Symphyotrichum novae-angliae (L.) G.L. Nesom
New England Aster
CC = 4
CW = -3
MOC = 51
Family - Asteraceae/Astereae
Habit - Perennial forbs with a compact, woody rootstock, usually with 1 or few short, stout, rhizomatous branches, less commonly with longer-creeping, slender rhizomes.
Stems - Ascending to erect, to 1.7 m, single or multiple from base, often branched above the midpoint, densely and evenly pubescent with spreading hairs (less so toward the base), also with moderate to dense, stalked glands toward the tip.
Leaves - Alternate, simple, sessile, clasping, auriculate. Basal and lower stem leaves absent at flowering. Median and upper stem leaves often relatively numerous, progressively smaller toward the stem tip, sessile, strongly clasping the stem, the blades 1-12 cm long, narrowly oblanceolate (but often slightly broadened at the base) to narrowly oblong-lanceolate, rarely broader, cordate to nearly truncate at the base, angled or tapered to a sharply pointed tip, the margins entire, hairy, the surfaces moderately to densely hairy, usually with 3 main veins, the secondary veins relatively easily observed abaxially and forming an irregular network of relatively short to somewhat elongate areoles.
Inflorescences - Dense panicles terminating inflorescence branches, the heads appearing mostly long-stalked, the bracts relatively few, 0.5-1.2 cm long, mostly linear. Peduncles densely glandular-pubescent.
Heads - Radiate, showy, 2.0-4.5 cm in diameter at flowering. Involucre 6-12 mm long, the bracts in 3-6 subequal, overlapping series. Involucral bracts mostly linear, long-tapered to the slender, sharply pointed tip, the tip spreading or reflexed, the green portion extending more than 2/3 of the way to the base, those of the median and inner series with a progressively shorter, elliptic, green apical area (this mostly 1/2 the length or more), usually purplish-tinged, the outer surface with relatively dense, stalked glands and often also with sparse, longer, nonglandular hairs (the inner surface sparsely to moderately hairy), the margins with relatively long, spreading hairs. Receptacle flat, naked.

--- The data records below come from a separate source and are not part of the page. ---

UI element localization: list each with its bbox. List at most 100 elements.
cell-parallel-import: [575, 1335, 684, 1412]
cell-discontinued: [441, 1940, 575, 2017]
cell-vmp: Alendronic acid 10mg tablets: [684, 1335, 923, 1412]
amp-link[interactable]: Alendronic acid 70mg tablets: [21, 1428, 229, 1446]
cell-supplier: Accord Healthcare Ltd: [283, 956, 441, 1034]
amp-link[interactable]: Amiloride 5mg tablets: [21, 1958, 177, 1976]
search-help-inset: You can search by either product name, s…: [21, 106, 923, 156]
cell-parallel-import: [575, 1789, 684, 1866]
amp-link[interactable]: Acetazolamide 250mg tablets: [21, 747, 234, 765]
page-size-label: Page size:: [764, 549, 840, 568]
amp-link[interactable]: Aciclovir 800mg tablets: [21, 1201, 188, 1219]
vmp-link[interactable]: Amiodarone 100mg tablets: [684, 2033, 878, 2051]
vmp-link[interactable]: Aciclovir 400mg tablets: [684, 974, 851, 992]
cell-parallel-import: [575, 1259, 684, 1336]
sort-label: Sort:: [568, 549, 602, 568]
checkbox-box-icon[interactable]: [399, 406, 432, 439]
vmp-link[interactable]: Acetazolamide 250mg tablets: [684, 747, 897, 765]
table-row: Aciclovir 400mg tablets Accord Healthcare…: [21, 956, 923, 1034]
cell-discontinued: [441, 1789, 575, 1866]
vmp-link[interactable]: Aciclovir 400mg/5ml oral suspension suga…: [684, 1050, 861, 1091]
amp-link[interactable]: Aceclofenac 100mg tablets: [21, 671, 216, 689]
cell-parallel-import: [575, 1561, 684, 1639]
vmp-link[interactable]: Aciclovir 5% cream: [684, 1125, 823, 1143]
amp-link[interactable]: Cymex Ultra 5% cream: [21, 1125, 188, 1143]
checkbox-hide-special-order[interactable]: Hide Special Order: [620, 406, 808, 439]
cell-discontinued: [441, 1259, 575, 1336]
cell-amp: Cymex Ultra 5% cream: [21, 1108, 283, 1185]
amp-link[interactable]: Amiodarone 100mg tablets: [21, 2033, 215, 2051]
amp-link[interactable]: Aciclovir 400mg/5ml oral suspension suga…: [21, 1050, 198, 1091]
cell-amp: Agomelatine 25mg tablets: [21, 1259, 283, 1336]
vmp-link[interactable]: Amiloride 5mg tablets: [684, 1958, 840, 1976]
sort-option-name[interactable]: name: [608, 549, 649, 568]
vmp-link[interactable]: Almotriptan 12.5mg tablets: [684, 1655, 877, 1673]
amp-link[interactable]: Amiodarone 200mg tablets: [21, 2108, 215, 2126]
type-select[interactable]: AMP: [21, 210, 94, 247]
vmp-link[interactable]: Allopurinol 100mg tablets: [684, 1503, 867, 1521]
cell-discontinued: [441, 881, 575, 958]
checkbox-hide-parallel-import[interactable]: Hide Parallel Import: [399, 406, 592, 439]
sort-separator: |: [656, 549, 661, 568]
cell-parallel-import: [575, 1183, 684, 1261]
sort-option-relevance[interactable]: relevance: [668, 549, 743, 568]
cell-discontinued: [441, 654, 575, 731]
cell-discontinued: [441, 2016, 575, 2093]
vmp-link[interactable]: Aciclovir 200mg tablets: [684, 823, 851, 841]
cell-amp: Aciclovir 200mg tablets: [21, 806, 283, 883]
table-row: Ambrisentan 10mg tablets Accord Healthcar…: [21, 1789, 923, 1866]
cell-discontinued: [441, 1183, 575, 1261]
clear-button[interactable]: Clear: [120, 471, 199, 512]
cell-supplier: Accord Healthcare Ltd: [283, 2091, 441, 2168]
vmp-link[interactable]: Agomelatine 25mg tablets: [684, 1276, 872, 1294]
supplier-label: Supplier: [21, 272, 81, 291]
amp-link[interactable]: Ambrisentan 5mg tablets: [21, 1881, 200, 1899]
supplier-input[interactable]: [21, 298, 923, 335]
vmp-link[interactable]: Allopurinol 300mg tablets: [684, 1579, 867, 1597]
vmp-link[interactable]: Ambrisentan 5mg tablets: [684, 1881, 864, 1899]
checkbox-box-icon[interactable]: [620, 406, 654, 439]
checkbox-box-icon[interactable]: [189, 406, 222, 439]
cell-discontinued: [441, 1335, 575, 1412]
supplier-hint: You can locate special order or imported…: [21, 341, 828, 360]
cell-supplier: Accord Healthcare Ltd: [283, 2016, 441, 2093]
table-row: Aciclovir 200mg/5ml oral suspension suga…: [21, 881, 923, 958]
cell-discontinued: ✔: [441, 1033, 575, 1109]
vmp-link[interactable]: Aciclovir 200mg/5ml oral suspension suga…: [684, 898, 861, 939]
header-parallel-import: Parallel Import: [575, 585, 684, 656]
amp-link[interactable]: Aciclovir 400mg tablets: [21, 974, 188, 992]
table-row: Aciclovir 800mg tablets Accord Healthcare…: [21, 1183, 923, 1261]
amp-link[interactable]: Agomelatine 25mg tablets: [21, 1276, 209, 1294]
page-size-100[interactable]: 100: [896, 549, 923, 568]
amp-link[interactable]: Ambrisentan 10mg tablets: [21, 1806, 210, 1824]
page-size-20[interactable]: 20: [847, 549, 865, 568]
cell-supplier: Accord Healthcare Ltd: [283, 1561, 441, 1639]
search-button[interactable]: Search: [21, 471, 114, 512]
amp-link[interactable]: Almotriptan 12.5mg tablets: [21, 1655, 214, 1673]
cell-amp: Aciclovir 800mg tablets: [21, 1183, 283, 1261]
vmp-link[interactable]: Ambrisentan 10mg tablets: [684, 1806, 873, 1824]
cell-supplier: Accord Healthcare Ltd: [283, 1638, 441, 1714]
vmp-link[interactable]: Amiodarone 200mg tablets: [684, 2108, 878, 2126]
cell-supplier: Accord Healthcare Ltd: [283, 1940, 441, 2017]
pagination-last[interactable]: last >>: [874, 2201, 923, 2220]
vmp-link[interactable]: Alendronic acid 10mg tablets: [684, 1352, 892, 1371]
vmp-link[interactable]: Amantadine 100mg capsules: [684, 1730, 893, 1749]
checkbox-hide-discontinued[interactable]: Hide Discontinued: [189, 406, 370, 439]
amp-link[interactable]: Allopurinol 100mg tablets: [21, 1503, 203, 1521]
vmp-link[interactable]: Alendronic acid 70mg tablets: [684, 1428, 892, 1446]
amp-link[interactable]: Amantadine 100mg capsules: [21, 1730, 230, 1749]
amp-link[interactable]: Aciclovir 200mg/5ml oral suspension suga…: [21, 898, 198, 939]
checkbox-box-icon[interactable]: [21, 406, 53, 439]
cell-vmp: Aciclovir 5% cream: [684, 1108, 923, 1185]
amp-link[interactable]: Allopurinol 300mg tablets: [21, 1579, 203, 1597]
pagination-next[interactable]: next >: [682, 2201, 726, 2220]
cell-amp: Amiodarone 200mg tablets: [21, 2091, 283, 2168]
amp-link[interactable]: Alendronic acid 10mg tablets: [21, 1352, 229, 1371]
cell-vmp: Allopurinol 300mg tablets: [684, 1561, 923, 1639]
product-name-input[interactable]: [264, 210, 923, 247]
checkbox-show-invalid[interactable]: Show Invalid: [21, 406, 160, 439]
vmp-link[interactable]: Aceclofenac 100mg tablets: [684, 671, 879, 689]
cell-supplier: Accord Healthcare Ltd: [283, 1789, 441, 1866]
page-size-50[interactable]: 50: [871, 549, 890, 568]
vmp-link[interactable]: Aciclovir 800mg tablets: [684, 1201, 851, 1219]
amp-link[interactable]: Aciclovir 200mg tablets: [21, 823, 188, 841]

Flowers - Ray florets 40-100 in usually 2 or 3 series, pistillate, the corollas well developed, 10-25 mm long, purple or less commonly pink. Disc florets 50-110, the corollas 4.5-6.5 mm long, the slender portion of the tube shorter than the slightly expanded apical portion, the 5 lobes 0.4-0.7 mm long, 20-25 percent of the total length of the expanded portion. Pappus bristles 4.0-6.5 mm long, mostly pale orangish brown to light tan, occasionally purplish-tinged.
Fruits - Achenes 2-3 mm long, with 7-10 longitudinal ribs, purplish brown to brown, densely hairy and sometimes also sparsely glandular.
Flowering - Typically September - October, occasionally as early as July.
Habitat - Bottomland prairies, moist depressions of upland prairies, fens, bases of bluffs, streambanks, pond margins, pastures, fencerows, ditches, railroads, roadsides. Also widely cultivated.
Origin - Native to the U.S.
Lookalikes - Broadly, other species of Symphyotrichum; however, S. novae-angliae is relatively distinctive in appearance.
Other info. - This attractive plant can be found throughout most of Missouri but is uncommon or absent in southeastern and southwestern portions of the state. It also occurs across much of the continental U.S., most abundantly in the upper Midwest and New England. Frequent cultivation may partially obscure the natural range. It is one of the easiest asters to identify, having densely leafy stems, big flower heads with numerous purple rays, and a densely glandular involucre. In comparison, S. patens but has cauline leaves which are much more widely spaced on the stem and far fewer rays in the flower heads. S. patens also grows in drier soils of more upland regions.
Photographs taken off Hwy H, Shannon County, MO., 9-28-03 (DETenaglia); also near Labadie, Franklin County, MO, 9-28-2008 and 9-24-2020, and at Shaw Nature Reserve, Franklin County, MO, 9-25-2009 and 9-28-2018 (SRTurner).